Las familias filipinas tienen una media de 5 hijos. El concepto de planificación familiar es inexistente por la influencia de la Iglesia, a pesar de los problemas de superpoblación y pobreza que afectan al país. Cuando sus primeros tres retoños se hicieron mayores, los Ramírez decidieron adoptar. No me explicaron el motivo real, pero gracias a su posición acomodada hicieron un favor al pueblo filipino. El matrimonio tienen una chica de la limpieza, una niñera y hasta un mozo que hace de mayordomo-guarda de seguridad, que viven en la primera planta de la casa.

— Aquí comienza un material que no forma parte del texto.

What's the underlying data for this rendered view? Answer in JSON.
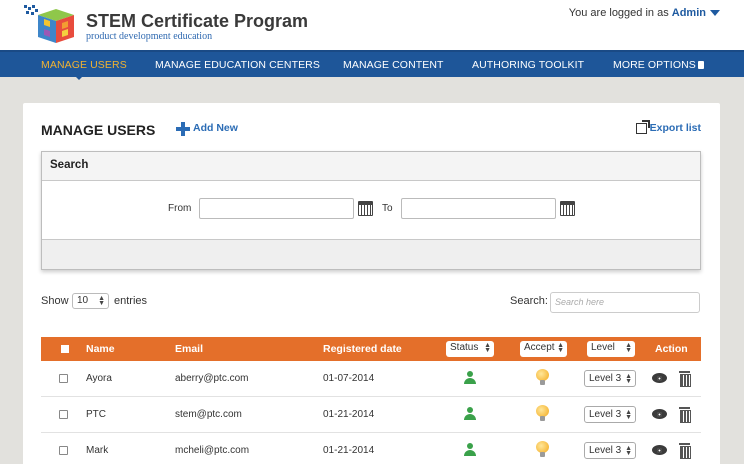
{
  "header": {
    "title": "STEM Certificate Program",
    "subtitle": "product development education",
    "login_prefix": "You are logged in as",
    "user": "Admin"
  },
  "nav": {
    "items": [
      "MANAGE USERS",
      "MANAGE EDUCATION CENTERS",
      "MANAGE CONTENT",
      "AUTHORING TOOLKIT",
      "MORE OPTIONS"
    ],
    "active": "MANAGE USERS"
  },
  "page": {
    "title": "MANAGE USERS",
    "add_new": "Add New",
    "export": "Export list"
  },
  "search_panel": {
    "title": "Search",
    "from_label": "From",
    "to_label": "To",
    "from_value": "",
    "to_value": ""
  },
  "list_controls": {
    "show_label": "Show",
    "entries_value": "10",
    "entries_label": "entries",
    "search_label": "Search:",
    "search_placeholder": "Search here"
  },
  "table": {
    "columns": [
      "Name",
      "Email",
      "Registered date",
      "Status",
      "Accept",
      "Level",
      "Action"
    ],
    "rows": [
      {
        "name": "Ayora",
        "email": "aberry@ptc.com",
        "date": "01-07-2014",
        "level": "Level 3"
      },
      {
        "name": "PTC",
        "email": "stem@ptc.com",
        "date": "01-21-2014",
        "level": "Level 3"
      },
      {
        "name": "Mark",
        "email": "mcheli@ptc.com",
        "date": "01-21-2014",
        "level": "Level 3"
      }
    ]
  },
  "colors": {
    "nav_bg": "#1e5699",
    "nav_active": "#f2b331",
    "table_header": "#e46f2a",
    "link": "#2b6cb5",
    "status_green": "#3aa14a"
  }
}
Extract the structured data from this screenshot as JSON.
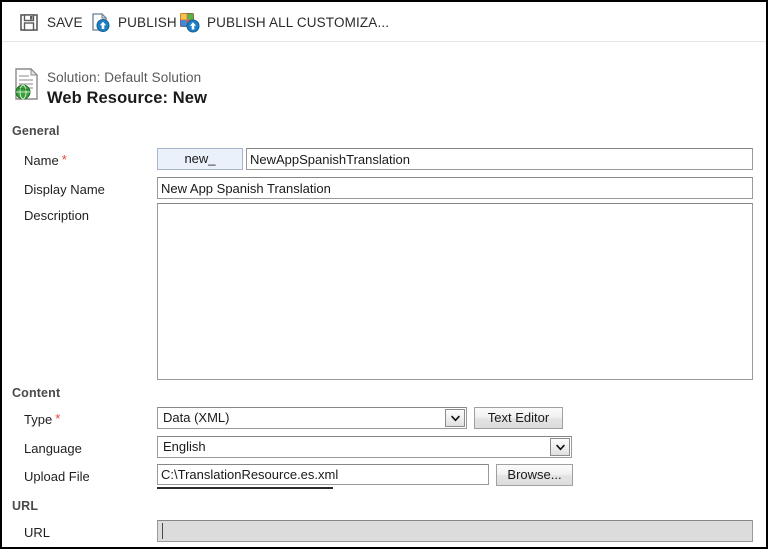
{
  "commandbar": {
    "buttons": [
      {
        "label": "SAVE",
        "icon": "save-floppy-icon"
      },
      {
        "label": "PUBLISH",
        "icon": "publish-icon"
      },
      {
        "label": "PUBLISH ALL CUSTOMIZA...",
        "icon": "publish-all-customizations-icon"
      }
    ]
  },
  "heading": {
    "icon": "web-resource-document-globe-icon",
    "solution_line": "Solution: Default Solution",
    "record_title": "Web Resource: New"
  },
  "sections": {
    "general": {
      "header": "General",
      "name": {
        "label": "Name",
        "required_marker": "*",
        "prefix_value": "new_",
        "value": "NewAppSpanishTranslation",
        "placeholder": ""
      },
      "display_name": {
        "label": "Display Name",
        "value": "New App Spanish Translation",
        "placeholder": ""
      },
      "description": {
        "label": "Description",
        "value": "",
        "placeholder": ""
      }
    },
    "content": {
      "header": "Content",
      "type": {
        "label": "Type",
        "required_marker": "*",
        "selected": "Data (XML)",
        "arrow_icon": "chevron-down-icon"
      },
      "text_editor_button": "Text Editor",
      "language": {
        "label": "Language",
        "selected": "English",
        "arrow_icon": "chevron-down-icon"
      },
      "upload_file": {
        "label": "Upload File",
        "value": "C:\\TranslationResource.es.xml",
        "placeholder": "",
        "browse_button": "Browse..."
      }
    },
    "url": {
      "header": "URL",
      "url_field": {
        "label": "URL",
        "value": "",
        "placeholder": ""
      }
    }
  },
  "colors": {
    "required_asterisk": "#e8453c",
    "prefix_fill": "#eaf1fb",
    "disabled_fill": "#dcdcdc",
    "section_header_text": "#4a4a4a",
    "window_border": "#000000"
  }
}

Las dos clínicas que regenta Ramírez y diversas propiedades inmobiliarias le han permitido ganar bastante dinero en los últimos años.  "Desde entonces, he recibido amenazas de secuestro" , reconoce el doctor. Así que decidió que lo mejor sería armar a toda la familia. Ahora en casa de la Ramírez hay 35 armas de fuego, contando las que les ha regalado a cada uno de sus hijos. "En Filipinas es fácil conseguir permiso de armas, no hay un mínimo de edad", explica el doctor, empezando a sacar las pistolas y fusiles tiradas de cualquier manera sobre la litera de los chavales, entre sábanas arrugadas. Entre ellas hay una M16 recortada y un fusil M30 de la Segunda Guerra Mundial, el último regalo de Ramírez a su hijo mayor, el metido en política. "Es un macho, como yo", dice el doctor que se considera un "amante de las armas". Se me pone la piel de gallina cuando Ramírez nos enseña la pistola que guarda cargada en el cajón de los calcetines de su habitación, que la niña pequeña puede abrir sin problemas.

  el Ramírez mostrando su arsenal doméstico

La presencia de armas de fuego es habitual en Filipinas, especialmente en Manila, donde hasta los guardas del 7-Eleven van armados.  El crimen y la violencia están muy extendidos, consecuencia de la pobreza y la corrupción. Algo tendrá que ver también con la ocupación yankee, pienso. Lo mismo pienso de la pasión filipina por la comida basura. Uno de los platos nacionales es el bocadillo caliente de mayonesa y queso, según he podido comprobar estos días.

 

Son las cuatro de la tarde y el hijo gordito-conductor aparece con dos cajas de pizza tamaño familiar, que acaba de ir a comprar. "¡Merienda!", anuncia Ramírez, abriendo las cajas. Una es de piña y gambas. La otra es de pepperoni. No sé si la palabra pizza encaja dentro de nuestra definición de  "merienda", una palabra que los filipinos adoptaron idéntica del castellano. Pero los filipinos comen a cualquier hora, así que siempre hay excusa para merienda. Es la tercera vez que comemos en cuatro horas. En el centro de rehabilitación nos han dado pancit, versión filipina de fideos chinos fritos con soja, verduritas y cerdo, un plato de "sangre" frita  y varios kilos de mangos.  Rechazo la pizza pero acepto la manzana que me ofrece la señora Ramírez, una mujer corpulenta, con un fino bigotillo sobre los labios. Va vestida con una camiseta y pantalón corto de algodón rojo más parecido a un pijama y unas sandalias de plástico, todavía mojadas de lavar la ropa. Su aspecto descuidado contrasta con el de su marido, mucho más jovial gracias a sus gafas surferas y su camiseta ajustada marcando pecho. "Nos casamos con 15 años", me explica la mujer después de preguntar a nosotros dos si estamos casados.

Cuando se acaba la pizza, los Ramírez insisten en tomar una foto todos juntos en el salón. La niña histérica no para de chillar mientras la su madre la sujeta con fuerza. Desde el rellano de la escalera, una estatua gigante de Cristo en la cruz observa la escena con su mirada de sufrimiento.